Usually such a misalignment is only between a few pixels and has little effect on classification and border prediction. But for pixel-level predictions, such a misalignment could cause big problems. Mask R-CNN proposes a RoI Align layer, which is similar to the RoI pooling layer, but with the fixation step removed, that is, with all ⋅ removed. If the calculated table frame is not just between pixels, then we use the surrounding pixels to linearly interpolate to get the value at this point.
For the one-dimensional case, suppose we want to compute the value f(x) at point x. Then we can interpolate with the values of the whole points around x.

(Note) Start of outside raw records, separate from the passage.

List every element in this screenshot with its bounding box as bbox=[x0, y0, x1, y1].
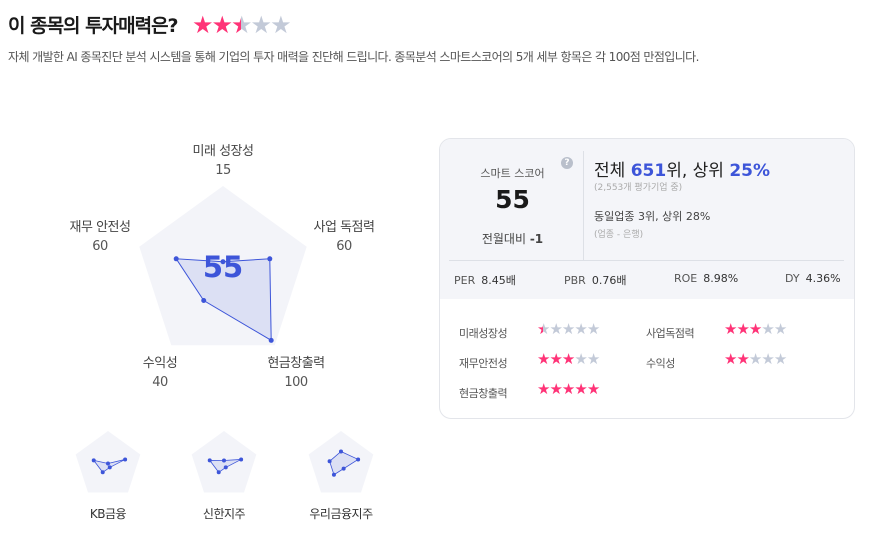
data-point bbox=[123, 457, 128, 462]
data-point bbox=[339, 449, 343, 454]
star-icon: ★ bbox=[561, 380, 575, 398]
peer-radar bbox=[191, 431, 257, 493]
main-radar bbox=[139, 186, 307, 346]
star-icon: ★ bbox=[549, 320, 562, 338]
page-title: 이 종목의 투자매력은? bbox=[8, 15, 179, 37]
metric-roe: ROE 8.98% bbox=[674, 272, 739, 285]
star-icon: ★ bbox=[586, 380, 600, 398]
data-point bbox=[220, 259, 226, 265]
data-point bbox=[223, 465, 228, 470]
star-icon: ★ bbox=[736, 350, 749, 368]
peer-radar bbox=[308, 431, 374, 493]
smart-score-value: 55 bbox=[495, 185, 530, 214]
rank-sub: (2,553개 평가기업 중) bbox=[594, 183, 683, 193]
axis-label-moat: 사업 독점력 60 bbox=[313, 220, 375, 254]
star-icon: ★ bbox=[574, 320, 587, 338]
rating-stars-growth: ★★★★★ bbox=[537, 320, 600, 338]
rating-label-growth: 미래성장성 bbox=[459, 327, 508, 340]
data-point bbox=[173, 256, 179, 262]
pentagon-background bbox=[308, 431, 374, 493]
data-point bbox=[331, 472, 336, 477]
rating-stars-profit: ★★★★★ bbox=[724, 350, 787, 368]
smart-score-card: 스마트 스코어 ? 55 전월대비 -1 전체 651위, 상위 25% (2,… bbox=[439, 138, 855, 419]
star-icon: ★ bbox=[537, 380, 550, 398]
rating-stars-stability: ★★★★★ bbox=[537, 350, 600, 368]
data-point bbox=[107, 465, 112, 470]
star-icon: ★ bbox=[231, 11, 252, 39]
data-polygon bbox=[329, 451, 359, 476]
star-icon: ★ bbox=[724, 320, 737, 338]
star-icon: ★ bbox=[574, 350, 587, 368]
peer-shinhan[interactable]: 신한지주 bbox=[202, 507, 246, 521]
radar-score: 55 bbox=[203, 250, 243, 284]
metric-per: PER 8.45배 bbox=[454, 274, 516, 287]
industry-rank: 동일업종 3위, 상위 28% bbox=[594, 210, 711, 223]
peer-woori[interactable]: 우리금융지주 bbox=[309, 507, 373, 521]
star-icon: ★ bbox=[537, 320, 550, 338]
star-icon: ★ bbox=[724, 350, 737, 368]
data-point bbox=[267, 256, 273, 262]
pentagon-background bbox=[139, 186, 307, 346]
star-icon: ★ bbox=[761, 350, 774, 368]
data-point bbox=[216, 470, 221, 475]
star-icon: ★ bbox=[561, 320, 575, 338]
rating-stars-moat: ★★★★★ bbox=[724, 320, 787, 338]
overall-rank: 전체 651위, 상위 25% bbox=[594, 161, 771, 181]
star-icon: ★ bbox=[748, 350, 762, 368]
star-icon: ★ bbox=[549, 380, 562, 398]
data-point bbox=[327, 459, 332, 464]
rating-stars-cash: ★★★★★ bbox=[537, 380, 600, 398]
axis-label-stability: 재무 안전성 60 bbox=[69, 220, 131, 254]
data-point bbox=[356, 457, 361, 462]
month-over-month: 전월대비 -1 bbox=[481, 232, 544, 246]
star-icon: ★ bbox=[586, 320, 600, 338]
industry-sub: (업종 - 은행) bbox=[594, 230, 644, 240]
star-icon: ★ bbox=[192, 11, 213, 39]
description: 자체 개발한 AI 종목진단 분석 시스템을 통해 기업의 투자 매력을 진단해… bbox=[8, 50, 699, 64]
star-icon: ★ bbox=[761, 320, 774, 338]
data-point bbox=[341, 466, 346, 471]
star-icon: ★ bbox=[561, 350, 575, 368]
overall-rating-stars: ★★★★★ bbox=[192, 11, 292, 39]
data-point bbox=[106, 461, 110, 466]
data-point bbox=[268, 337, 274, 343]
rating-label-moat: 사업독점력 bbox=[646, 327, 695, 340]
peer-radar bbox=[75, 431, 141, 493]
peer-kb[interactable]: KB금융 bbox=[89, 507, 127, 521]
smart-score-label: 스마트 스코어 bbox=[480, 167, 545, 180]
star-icon: ★ bbox=[574, 380, 587, 398]
data-point bbox=[201, 298, 207, 304]
axis-label-growth: 미래 성장성 15 bbox=[192, 144, 254, 178]
data-point bbox=[100, 470, 105, 475]
axis-label-cash: 현금창출력 100 bbox=[267, 356, 325, 390]
star-icon: ★ bbox=[270, 11, 291, 39]
data-point bbox=[207, 458, 212, 463]
data-point bbox=[239, 457, 244, 462]
metric-pbr: PBR 0.76배 bbox=[564, 274, 627, 287]
star-icon: ★ bbox=[736, 320, 749, 338]
star-icon: ★ bbox=[586, 350, 600, 368]
rating-label-cash: 현금창출력 bbox=[459, 387, 508, 400]
data-point bbox=[222, 458, 226, 463]
star-icon: ★ bbox=[250, 11, 272, 39]
rating-label-profit: 수익성 bbox=[646, 357, 675, 370]
axis-label-profit: 수익성 40 bbox=[142, 356, 178, 390]
rating-label-stability: 재무안전성 bbox=[459, 357, 508, 370]
star-icon: ★ bbox=[773, 320, 787, 338]
data-point bbox=[91, 458, 96, 463]
data-polygon bbox=[175, 258, 272, 342]
star-icon: ★ bbox=[748, 320, 762, 338]
star-icon: ★ bbox=[211, 11, 233, 39]
star-icon: ★ bbox=[773, 350, 787, 368]
metric-dy: DY 4.36% bbox=[785, 272, 841, 285]
star-icon: ★ bbox=[537, 350, 550, 368]
star-icon: ★ bbox=[549, 350, 562, 368]
help-icon[interactable]: ? bbox=[561, 157, 573, 169]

What we actually want to use is a two-dimensional difference to estimate f(x,y), we first differ on the x-axis to get f(x,y) and f(x,y+1) and then differ based on these two values to get f(x,y).
SSD: Single shot multiframe detector
In the R-CNN family of models. The regional proposal and classification is done in two pieces. SSD unifies them into a single step to make the model simpler and faster, which is why it is called
single-fire The reason.
It is different from Faster R-CNN in two main ways
as far as sth is concerned anchor frame， We no longer first determine if it contains the object of interest， Then the positive class anchor frame Classification into real objects。SSD In this case we directly use a class classifier to determine which class of object it corresponds to， Or is it just background。 We also no longer have additional regressors to predict the edges any further， Instead, a single regressor is used directly to predict the true edge。

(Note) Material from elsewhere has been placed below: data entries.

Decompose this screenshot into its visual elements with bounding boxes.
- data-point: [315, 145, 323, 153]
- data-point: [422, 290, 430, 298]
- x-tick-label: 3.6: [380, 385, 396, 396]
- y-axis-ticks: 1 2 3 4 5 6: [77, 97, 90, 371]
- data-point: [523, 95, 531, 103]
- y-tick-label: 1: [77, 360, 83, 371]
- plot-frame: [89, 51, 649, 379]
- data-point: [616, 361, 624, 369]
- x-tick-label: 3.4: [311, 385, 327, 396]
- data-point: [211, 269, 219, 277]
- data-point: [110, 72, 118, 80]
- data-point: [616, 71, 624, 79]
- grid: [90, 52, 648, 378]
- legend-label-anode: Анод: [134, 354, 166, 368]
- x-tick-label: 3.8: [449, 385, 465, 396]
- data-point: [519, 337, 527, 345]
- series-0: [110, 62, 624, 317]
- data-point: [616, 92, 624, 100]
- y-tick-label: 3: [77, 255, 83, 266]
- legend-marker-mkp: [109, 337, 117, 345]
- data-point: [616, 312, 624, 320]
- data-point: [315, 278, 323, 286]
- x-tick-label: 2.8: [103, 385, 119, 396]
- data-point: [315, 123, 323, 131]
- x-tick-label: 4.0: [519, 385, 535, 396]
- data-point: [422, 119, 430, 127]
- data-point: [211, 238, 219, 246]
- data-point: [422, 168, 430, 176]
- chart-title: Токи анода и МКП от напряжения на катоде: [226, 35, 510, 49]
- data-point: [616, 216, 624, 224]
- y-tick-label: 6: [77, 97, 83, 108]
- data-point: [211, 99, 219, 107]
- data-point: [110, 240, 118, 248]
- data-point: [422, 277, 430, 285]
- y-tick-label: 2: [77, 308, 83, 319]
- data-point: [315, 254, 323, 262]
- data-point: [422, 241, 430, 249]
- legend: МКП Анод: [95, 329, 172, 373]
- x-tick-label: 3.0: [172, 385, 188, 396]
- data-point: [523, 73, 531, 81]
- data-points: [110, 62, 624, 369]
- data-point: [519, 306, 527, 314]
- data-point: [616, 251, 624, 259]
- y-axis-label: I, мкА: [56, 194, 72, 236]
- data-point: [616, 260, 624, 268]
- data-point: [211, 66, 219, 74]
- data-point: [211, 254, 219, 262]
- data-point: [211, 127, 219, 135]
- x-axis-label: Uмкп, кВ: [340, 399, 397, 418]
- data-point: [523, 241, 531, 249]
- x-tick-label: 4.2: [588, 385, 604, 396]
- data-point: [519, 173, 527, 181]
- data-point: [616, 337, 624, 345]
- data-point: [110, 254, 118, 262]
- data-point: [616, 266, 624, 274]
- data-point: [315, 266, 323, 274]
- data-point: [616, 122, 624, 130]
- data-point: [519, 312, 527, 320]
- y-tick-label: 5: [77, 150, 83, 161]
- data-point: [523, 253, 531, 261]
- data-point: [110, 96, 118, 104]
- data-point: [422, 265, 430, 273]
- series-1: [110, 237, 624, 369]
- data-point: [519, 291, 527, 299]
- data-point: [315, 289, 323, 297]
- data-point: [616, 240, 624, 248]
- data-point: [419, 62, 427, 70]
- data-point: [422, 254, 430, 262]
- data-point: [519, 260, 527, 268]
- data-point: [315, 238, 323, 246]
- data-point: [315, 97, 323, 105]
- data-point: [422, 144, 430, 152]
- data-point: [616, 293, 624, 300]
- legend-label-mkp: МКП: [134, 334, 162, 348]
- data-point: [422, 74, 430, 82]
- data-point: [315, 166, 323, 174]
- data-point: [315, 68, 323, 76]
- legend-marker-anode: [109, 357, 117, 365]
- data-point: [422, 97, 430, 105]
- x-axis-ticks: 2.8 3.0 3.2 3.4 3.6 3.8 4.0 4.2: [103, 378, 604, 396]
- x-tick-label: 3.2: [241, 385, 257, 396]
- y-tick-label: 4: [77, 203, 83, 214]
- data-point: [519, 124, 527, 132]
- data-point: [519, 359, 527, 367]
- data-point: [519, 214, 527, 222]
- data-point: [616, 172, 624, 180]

SSD does not just make predictions on the features output from the convolutional neural network, it will further make the features smaller by convolving and pooling layers to make predictions. This achieves the effect of multi-scale prediction.
The specific implementation of SSD will be detailed in the next chapter.
YOLO: just need to watch it once
Whether it is Faster R-CNN or SSD, a large number of the anchor frames they generate are still overlapping each other, resulting in a large number of regions still being double-computed. YOLO tries to come to grips with this problem. It cuts the image features evenly into S x S blocks, each of which serves as an anchor frame. Each anchor frame predicts B borders, and which object this anchor frame primarily contains.